For the curious and interested, an article I wrote on the influence of major sports events on patriotic and nationalistic attitudes has been published online by the International Review for the Sociology of Sport.
The article is entitled, “Influence of hosting a major sports event on patriotic attitudes: The EuroBasket 2013 competition in Slovenia,” and can be accessed by clicking on the link. Readers interested in viewing the full article will need to access is through a library that is subscribed to the journal (or purchase access).
The study involved three survey waves to understand whether staging a major sports event such as the European basketball championship for men, which Slovenia hosted in 2013, increases patriotic or nationalistic attitudes among the general population. Results indicate it does not – although respondents who watched at least some of the event live or on television exhibited higher patriotic, nationalist, and smug sentiments after the tournament than the general population. This is probably a consequence of sports fans being more interested in international competition to begin with rather than a nationalizing impact of live viewing or television broadcasts; correlation is not the same as causation.
The findings of this study disprove popular claims (often made even by governments, including Slovenia’s at the time) that hosting an international sports event increases patriotic feelings among the general population. Effects, if any, are more nuanced and impact a population that is prone and primed to exhibit greater national identity to begin with.

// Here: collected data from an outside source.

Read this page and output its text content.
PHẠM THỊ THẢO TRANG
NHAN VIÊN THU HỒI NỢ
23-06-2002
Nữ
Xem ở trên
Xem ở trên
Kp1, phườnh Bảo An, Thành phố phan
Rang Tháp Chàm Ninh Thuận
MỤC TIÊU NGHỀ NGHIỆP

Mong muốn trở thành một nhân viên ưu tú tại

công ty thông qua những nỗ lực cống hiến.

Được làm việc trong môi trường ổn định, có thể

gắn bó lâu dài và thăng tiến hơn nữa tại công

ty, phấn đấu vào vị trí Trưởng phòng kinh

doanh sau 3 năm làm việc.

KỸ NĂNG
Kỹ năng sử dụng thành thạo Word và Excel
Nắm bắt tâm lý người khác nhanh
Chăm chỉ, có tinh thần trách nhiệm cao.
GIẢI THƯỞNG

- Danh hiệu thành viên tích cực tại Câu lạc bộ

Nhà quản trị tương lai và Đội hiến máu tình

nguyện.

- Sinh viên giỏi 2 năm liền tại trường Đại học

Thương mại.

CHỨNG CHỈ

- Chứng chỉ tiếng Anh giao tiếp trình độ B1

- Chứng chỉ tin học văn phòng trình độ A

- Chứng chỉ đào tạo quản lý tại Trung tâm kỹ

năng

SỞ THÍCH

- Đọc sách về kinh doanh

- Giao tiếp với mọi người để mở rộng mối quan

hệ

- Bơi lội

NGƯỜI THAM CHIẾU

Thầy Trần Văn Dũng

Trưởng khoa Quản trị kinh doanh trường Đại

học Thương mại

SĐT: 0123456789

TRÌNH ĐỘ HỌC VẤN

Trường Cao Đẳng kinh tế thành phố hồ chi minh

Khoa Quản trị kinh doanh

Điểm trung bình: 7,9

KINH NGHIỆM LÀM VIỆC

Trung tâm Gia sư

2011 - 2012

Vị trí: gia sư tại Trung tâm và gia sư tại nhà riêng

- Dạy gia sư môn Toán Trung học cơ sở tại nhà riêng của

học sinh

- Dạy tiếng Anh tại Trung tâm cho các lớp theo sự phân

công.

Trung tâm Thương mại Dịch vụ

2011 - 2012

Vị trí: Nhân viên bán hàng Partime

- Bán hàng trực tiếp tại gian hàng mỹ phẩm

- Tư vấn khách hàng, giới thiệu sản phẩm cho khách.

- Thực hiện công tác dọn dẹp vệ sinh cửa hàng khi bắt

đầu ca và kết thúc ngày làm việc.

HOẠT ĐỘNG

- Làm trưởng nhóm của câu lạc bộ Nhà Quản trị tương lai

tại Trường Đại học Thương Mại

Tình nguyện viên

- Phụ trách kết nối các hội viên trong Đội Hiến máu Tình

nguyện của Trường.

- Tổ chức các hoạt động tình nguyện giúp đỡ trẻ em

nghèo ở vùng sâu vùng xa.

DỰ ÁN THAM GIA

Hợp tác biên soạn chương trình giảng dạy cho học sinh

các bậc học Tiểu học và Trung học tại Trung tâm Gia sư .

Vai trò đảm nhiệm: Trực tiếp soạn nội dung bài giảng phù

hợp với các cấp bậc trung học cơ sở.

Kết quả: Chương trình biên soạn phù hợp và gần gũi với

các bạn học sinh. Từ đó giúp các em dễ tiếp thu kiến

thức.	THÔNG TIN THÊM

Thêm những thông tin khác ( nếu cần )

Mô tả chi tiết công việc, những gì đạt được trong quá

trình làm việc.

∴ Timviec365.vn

Sports professionals and media reporters, in addition to scholars, should examine this study and its results. Most notably, they should keep in mind the need to provide guarantees that international events will contribute to the economic and/or societal development of the countries hosting them as nationalizing effects (and national unity that might follow it) are negligible.
This is the third published study focusing this basketball tournament. An earlier article just printed in Communication and Sport examined international newspaper coverage of the event. Despite the organizers’ assertion otherwise, it showed that media attention in the event was limited: selected generalist newspapers in twelve foreign countries on five continents dedicated very little attention to the tournament. Only Croatian readers enjoyed substantial coverage before the tournament, whereas most other newspapers dedicated little if any attention to topics beyond their teams’ performances. As my four co-authors and I wrote in the abstract to “International Newspaper Coverage of the 2013 EuroBasket for Men,” “hosting such events are not by default the promotional and economic boon organizers argue and the public believes.”
Finally, an article published in the International Journal of Sport Management and co-authored by Amy Cole examined public perceptions of social impacts of the competition. We found that the tournament increased the perceived value of such events among survey participants. Perceived benefits included world-wide recognition, promotion of active lifestyles, and economic improvements – some of which were disputed in this and later articles on the topic. Perceived negative aspects referred to the cost and inaccessibility of tickets, and to modest international tourist appeal.
Amy worked with me as research assistant at Washington State University. After successfully defending her doctoral dissertation, she is now employed with Resource Development Associates in Oakland.
A fourth article examining some economic aspects of the event is still under review, and a proposal for a comprehensive presentation of key findings related to this event has been submitted to the 2017 Play the Game conference. Hopefully, the late November gathering of academics, professionals, and policy-makers in Eindhoven (The Netherlands) will make a nice setting for the talk.